Shultz’s attorney and the Almgren family lawyer declined to comment for this story. Shultz recently pleaded not guilty to murder.

One 49-year-old Antioch mother, whose 30-year-old son has been diagnosed with delusional psychosis, said Shultz’s quick exit from the hospital is the norm. She said she struggled unsuccessfully to get her son hospitalized care for years.

During one period, she said, her son stopped eating, dropping from 210 to 135 pounds. Police took him to the Martinez facility, only to be sent home hours later, she said.

“He was killing himself, gravely disabled, a failure to thrive, and he was sent home in a cab,” she said, asking for anonymity to protect her son’s identity. Her son was eventually hospitalized, and she said that once inside the inpatient portion of the Martinez facility, he received great care.

Girard emphasized that “patients are entitled to the least-restrictive environment.”

“We are committed to hospitalizing based on critical need and do that on a case-by-case basis,” she said.

Public psychiatric beds in California have dropped from 6,285 in 2005 to 5,283 in 2010, down 16 percent, according to a Treatment Advocacy Center report. The state averages 14.2 beds per 100,000 population, ranking 22nd in the country. The study recommends 50 beds for every 100,000.

The dismantling of inpatient psychiatric care in favor of outpatient facilities began to catch hold in the 1960s in a “deinstitutionalization” movement. In 2010, there were 43,318 patients in psychiatric hospitals in the United States, down from 535,540 in 1960, and 135,134 in 1980.

The mass exodus from public mental hospitals was driven, according to a Treatment Advocacy Center report, by media reports on overcrowded facilities post-World War II, civil libertarian lawyers working to free patients, reductions in federal fiscal support, introduction of antipsychotic drugs, and literature and movies such as “One Flew Over the Cuckoo’s Nest” that portrayed hospitalization as part of the problem.

Santa Clara County Supervisor Joe Simitian is pushing for more psychiatric beds for juveniles in his county, which has none dedicated to minors.

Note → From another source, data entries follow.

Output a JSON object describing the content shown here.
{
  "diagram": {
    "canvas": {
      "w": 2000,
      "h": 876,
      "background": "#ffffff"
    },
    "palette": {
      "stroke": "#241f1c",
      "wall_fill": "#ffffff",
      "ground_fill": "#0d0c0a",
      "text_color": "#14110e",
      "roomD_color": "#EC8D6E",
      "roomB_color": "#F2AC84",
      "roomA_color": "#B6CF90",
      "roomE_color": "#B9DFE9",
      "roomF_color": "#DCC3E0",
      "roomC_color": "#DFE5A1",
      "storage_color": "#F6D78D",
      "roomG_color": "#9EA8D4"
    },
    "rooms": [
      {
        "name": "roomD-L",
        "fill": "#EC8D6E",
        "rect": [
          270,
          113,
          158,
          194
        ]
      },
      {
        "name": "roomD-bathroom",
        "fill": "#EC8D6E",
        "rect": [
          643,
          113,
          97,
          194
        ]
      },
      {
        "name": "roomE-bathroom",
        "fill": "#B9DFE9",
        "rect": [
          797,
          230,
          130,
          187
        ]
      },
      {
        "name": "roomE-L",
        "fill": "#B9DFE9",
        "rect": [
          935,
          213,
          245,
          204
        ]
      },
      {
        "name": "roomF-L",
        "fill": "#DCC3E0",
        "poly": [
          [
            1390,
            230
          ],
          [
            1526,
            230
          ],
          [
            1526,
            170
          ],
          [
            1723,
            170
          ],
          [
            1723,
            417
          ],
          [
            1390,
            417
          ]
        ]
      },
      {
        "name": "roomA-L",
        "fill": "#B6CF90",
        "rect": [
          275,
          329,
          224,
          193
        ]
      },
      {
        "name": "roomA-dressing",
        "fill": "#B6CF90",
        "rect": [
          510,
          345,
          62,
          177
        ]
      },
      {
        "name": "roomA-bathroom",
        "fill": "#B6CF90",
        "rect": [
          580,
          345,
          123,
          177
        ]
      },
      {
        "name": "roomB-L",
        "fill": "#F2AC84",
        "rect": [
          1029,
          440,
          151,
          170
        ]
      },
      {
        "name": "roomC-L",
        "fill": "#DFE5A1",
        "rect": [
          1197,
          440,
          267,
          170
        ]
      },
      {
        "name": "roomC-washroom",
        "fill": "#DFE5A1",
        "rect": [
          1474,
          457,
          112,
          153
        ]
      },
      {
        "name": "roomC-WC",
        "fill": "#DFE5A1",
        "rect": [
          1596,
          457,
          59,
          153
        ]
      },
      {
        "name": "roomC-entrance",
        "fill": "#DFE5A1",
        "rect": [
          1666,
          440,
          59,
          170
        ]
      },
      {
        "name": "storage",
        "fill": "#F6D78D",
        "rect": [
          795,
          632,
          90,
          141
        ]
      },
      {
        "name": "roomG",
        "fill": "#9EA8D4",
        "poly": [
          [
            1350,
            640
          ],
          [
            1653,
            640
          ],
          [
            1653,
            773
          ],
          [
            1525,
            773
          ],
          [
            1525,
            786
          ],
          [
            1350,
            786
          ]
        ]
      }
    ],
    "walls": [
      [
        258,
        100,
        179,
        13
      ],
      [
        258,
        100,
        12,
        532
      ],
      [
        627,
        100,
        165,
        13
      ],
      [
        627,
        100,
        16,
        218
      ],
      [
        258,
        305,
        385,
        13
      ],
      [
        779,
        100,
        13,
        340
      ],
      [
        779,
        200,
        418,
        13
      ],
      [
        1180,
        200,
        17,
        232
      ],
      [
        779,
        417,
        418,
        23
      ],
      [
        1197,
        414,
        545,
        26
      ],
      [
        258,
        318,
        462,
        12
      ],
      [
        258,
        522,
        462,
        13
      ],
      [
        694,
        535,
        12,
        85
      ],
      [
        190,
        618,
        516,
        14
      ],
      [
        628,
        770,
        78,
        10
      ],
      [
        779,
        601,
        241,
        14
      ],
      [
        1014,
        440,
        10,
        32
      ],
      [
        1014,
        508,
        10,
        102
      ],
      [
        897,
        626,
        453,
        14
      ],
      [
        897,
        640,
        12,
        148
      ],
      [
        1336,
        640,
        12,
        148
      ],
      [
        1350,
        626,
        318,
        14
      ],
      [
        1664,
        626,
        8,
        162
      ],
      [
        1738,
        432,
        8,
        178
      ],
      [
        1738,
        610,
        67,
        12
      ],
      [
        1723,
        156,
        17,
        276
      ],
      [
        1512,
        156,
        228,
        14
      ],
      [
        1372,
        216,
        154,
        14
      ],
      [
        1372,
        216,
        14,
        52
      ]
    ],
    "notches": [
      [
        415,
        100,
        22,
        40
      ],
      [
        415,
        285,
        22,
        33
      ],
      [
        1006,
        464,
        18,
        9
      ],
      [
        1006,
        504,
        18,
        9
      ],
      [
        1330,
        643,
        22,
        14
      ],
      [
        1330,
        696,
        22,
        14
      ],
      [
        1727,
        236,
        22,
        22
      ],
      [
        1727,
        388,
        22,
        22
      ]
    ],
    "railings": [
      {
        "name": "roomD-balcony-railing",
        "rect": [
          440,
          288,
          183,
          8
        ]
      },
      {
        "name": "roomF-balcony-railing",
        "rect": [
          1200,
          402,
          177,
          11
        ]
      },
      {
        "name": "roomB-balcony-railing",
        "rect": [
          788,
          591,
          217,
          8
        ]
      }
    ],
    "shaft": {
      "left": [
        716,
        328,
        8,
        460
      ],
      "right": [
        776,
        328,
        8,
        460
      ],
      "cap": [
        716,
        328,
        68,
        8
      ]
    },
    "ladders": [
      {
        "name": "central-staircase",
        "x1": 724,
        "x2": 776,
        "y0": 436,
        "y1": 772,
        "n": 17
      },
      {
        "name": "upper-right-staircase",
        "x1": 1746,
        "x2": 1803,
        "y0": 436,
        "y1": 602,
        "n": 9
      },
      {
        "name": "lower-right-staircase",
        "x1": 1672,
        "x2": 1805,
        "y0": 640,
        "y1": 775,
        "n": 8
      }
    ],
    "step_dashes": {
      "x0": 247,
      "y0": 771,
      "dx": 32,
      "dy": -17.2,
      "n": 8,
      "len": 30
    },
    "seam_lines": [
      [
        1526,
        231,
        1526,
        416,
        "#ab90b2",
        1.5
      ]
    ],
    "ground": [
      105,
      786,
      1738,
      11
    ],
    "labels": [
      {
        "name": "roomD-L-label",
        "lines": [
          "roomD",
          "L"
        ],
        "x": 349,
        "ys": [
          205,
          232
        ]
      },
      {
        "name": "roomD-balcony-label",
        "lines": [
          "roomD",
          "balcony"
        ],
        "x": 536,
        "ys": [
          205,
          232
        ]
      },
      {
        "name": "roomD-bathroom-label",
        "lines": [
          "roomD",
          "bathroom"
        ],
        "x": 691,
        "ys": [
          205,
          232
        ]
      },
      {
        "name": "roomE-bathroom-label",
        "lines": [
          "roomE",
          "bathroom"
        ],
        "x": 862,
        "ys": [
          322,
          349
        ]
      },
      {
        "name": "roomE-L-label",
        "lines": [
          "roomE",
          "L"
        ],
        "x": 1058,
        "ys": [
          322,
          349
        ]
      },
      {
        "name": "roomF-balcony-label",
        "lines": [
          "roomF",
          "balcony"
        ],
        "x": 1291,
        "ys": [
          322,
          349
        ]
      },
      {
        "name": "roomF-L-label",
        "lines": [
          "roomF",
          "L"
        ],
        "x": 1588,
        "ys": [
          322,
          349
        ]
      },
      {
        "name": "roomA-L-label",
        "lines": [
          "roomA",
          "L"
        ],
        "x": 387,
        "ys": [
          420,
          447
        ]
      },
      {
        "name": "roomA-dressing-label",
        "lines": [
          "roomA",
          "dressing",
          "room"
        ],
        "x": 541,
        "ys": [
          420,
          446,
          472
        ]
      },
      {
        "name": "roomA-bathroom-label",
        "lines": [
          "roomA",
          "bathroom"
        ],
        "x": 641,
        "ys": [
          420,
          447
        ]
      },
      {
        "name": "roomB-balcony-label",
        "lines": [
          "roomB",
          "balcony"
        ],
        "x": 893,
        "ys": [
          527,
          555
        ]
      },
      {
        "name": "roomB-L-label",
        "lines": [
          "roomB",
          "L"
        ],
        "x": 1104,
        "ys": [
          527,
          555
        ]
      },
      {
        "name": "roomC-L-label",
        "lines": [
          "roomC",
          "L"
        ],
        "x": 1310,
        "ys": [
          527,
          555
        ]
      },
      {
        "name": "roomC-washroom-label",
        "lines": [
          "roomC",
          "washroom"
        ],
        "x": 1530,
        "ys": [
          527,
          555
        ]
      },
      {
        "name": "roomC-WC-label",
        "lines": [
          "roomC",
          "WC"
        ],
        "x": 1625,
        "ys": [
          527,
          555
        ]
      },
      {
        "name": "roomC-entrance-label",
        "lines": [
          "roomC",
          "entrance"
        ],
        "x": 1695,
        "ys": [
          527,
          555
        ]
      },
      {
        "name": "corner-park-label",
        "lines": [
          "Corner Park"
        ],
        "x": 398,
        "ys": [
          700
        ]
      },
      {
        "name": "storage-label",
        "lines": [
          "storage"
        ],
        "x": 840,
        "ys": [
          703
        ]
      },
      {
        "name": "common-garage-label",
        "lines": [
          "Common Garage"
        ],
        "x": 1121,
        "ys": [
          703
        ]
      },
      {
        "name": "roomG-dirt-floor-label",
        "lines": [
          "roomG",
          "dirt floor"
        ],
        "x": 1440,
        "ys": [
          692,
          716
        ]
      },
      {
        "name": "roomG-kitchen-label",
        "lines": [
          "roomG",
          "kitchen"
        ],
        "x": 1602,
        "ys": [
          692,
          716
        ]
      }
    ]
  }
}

That causes nearly 20 minors per day to seek or be sent for treatment at hospitals outside the area for acute inpatient care, according to his office’s recent report.

“There’s a tension between need and desire to ensure beds are available, and concerns of overinstitutionalizing,” Simitian said.

Pat McConahay, a spokeswoman for Disability Rights California, said there are alternatives to hospitalization, and outpatient care also needs funding.

“Situations like this are a major problem statewide in California; however, the answer is not hospital inpatient treatment necessarily,” McConahay said. “What these people need is a crisis team to work with them, certainly not being sent home alone in a cab.”